An hour after I crossed the finis line was when everything changed. By the time I walked through the shoot to get my medal, space blanket, food, and drop bag, I was almost at my hotel. I waited in the room for my friends, Emily and Anji to come back. And they did. Not too long after their return, we started hearing sirens and that was when Anji got a phone call. She picked up and I heard, "What!?" My heart sank. That didn't sound good and I was right.

Something this sinister and tragic is difficult to comprehend. Shortly after we, as well as the whole world, got the news. SMS, facebook posts, and messages came flooding in from our caring friends and family. Just as we thought we had accounted the safety for everyone we knew, we realized we were wrong. I had no words.

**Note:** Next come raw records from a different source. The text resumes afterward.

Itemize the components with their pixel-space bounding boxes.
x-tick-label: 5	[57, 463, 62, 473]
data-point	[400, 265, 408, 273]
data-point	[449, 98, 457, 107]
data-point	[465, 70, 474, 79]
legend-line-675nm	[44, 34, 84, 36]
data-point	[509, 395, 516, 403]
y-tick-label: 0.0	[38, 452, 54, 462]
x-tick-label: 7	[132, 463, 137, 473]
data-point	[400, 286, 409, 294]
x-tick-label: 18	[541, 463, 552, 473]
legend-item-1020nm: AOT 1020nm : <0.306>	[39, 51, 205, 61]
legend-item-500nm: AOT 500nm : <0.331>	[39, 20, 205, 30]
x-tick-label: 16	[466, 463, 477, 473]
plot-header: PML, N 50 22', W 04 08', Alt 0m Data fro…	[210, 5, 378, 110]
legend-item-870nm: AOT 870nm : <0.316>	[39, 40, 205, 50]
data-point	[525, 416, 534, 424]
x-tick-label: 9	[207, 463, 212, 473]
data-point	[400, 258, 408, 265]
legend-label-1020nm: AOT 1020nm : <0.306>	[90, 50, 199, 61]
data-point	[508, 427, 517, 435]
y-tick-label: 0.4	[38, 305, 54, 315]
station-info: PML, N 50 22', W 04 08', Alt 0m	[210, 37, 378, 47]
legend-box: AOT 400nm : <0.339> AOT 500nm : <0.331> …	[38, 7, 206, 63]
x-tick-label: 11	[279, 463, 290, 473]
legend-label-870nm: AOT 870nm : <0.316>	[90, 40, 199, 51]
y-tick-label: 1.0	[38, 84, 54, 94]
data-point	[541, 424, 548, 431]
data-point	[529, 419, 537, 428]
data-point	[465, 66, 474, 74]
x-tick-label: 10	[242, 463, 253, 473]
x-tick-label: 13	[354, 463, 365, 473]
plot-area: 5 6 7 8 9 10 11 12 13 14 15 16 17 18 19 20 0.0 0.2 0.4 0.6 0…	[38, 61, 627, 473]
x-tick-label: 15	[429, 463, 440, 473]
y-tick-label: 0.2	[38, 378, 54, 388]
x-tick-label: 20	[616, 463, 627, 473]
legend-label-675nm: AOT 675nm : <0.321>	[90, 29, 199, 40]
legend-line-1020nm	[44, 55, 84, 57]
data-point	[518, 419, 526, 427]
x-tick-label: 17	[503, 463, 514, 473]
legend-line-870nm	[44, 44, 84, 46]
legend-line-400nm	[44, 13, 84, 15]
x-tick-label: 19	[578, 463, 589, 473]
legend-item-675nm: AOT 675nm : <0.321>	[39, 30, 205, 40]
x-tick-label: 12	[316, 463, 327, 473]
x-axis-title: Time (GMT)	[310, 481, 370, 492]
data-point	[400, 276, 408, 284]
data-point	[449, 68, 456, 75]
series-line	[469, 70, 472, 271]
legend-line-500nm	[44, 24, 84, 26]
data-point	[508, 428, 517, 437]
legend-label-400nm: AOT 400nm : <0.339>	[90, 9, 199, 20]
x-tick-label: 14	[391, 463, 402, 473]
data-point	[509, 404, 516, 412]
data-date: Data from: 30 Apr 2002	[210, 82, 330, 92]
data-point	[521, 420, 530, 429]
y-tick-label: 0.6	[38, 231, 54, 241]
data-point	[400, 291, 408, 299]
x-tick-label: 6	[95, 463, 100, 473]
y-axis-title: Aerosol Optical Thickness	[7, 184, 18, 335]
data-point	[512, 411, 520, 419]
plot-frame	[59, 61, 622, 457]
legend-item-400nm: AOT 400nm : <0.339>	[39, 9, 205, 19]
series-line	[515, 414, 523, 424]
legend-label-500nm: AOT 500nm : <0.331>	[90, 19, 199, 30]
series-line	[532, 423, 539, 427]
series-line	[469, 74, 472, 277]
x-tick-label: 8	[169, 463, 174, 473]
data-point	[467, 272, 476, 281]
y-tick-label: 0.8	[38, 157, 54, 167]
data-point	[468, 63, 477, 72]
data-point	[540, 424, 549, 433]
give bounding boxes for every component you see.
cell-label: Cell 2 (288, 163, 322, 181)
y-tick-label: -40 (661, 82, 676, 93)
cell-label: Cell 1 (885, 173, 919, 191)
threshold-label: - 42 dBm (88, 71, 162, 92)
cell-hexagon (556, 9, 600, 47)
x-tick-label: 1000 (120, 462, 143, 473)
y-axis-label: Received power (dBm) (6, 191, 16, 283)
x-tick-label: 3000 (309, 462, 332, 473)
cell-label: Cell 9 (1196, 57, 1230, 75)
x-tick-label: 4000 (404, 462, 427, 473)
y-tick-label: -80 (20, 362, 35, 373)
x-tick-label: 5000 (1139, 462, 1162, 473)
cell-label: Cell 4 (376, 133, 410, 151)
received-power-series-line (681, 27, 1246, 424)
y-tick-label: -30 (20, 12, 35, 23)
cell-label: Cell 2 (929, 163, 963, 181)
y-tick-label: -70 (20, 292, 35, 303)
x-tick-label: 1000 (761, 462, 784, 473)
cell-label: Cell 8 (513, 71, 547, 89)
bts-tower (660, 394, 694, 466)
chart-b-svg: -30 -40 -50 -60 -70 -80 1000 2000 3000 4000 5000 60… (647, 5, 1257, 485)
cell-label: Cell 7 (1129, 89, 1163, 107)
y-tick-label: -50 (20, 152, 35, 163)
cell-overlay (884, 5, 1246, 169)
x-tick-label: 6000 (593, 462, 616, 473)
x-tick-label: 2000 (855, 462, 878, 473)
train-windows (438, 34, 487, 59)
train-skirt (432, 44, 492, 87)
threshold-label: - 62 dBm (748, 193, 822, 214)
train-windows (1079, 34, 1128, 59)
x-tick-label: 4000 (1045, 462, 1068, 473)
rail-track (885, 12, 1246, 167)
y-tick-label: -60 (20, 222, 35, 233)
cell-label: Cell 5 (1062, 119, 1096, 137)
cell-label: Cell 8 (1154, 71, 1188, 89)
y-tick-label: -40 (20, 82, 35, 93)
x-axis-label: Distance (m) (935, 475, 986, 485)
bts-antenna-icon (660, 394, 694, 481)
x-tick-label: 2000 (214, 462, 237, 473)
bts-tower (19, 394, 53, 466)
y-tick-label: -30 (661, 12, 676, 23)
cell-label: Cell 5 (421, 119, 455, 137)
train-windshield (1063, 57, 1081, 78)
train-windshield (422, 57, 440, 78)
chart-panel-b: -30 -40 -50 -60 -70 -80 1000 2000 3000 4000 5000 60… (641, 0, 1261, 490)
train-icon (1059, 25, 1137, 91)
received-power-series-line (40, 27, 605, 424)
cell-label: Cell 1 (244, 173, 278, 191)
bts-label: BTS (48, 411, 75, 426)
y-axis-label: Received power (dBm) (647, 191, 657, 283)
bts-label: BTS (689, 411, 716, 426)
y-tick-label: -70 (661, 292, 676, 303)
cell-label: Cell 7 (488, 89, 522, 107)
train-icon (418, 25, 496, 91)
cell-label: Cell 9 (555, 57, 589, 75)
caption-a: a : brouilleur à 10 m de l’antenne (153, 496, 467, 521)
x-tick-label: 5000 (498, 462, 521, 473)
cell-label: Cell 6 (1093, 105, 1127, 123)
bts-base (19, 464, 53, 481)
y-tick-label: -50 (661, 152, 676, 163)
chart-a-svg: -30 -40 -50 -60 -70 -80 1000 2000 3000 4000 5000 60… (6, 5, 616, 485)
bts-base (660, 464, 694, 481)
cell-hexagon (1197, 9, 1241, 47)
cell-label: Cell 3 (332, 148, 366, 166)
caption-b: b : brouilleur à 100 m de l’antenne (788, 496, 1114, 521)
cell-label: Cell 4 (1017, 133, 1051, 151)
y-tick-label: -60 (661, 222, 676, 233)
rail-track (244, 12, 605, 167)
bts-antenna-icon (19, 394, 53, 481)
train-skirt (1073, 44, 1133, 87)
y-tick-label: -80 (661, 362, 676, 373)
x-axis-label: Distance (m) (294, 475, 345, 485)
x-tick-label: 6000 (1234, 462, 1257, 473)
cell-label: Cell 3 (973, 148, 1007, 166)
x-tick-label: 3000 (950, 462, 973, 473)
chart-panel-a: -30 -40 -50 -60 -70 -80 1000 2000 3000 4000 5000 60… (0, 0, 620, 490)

I read an article a couple days afterwards about why the marathon still matters and that our finishes still matter despite the tragedy. I understand the point of view, but I don't feel that way. People have lost their lives and their legs in the bombing. It's not because I didn't feel right to celebrate a marathon finish and a 5-minute PR, I just couldn't find the joy to be celebrating. To all my friends who genuinely congratulated me, all I could mustered was an indifferent "thank you." Was that sadness? Maybe. I felt hallowed.

Run Your Heart for Boston (Photo by: Chris Page)
The Charlotte running community was as shocked as I was. Rob asked me if we could host an unsanctioned race to raise funds for the Gross family.  Of course we could. I did my usual thing in creating a Facebook event and support came in overwhelmingly. First was Vac and Dash who printed all our shirt, then came Davidson Timing. Then Charlotte Running Club, plus many more. If two men decided to use their free will to do something evil, the running community had shown me we could also response with our free will to do good. I'm thankful for that. Rob's idea eventually became a gathering of 300+ runners with over $17,000 raised. None of us could have done it alone, but together we did it. 

Strangely, I felt a bit of closure after today, though I know this is only the beginning for the Gross family. I also know our effort and support won't stop after today. I'm a firm believer that God could turn a curse into a blessing, and I pray that He would.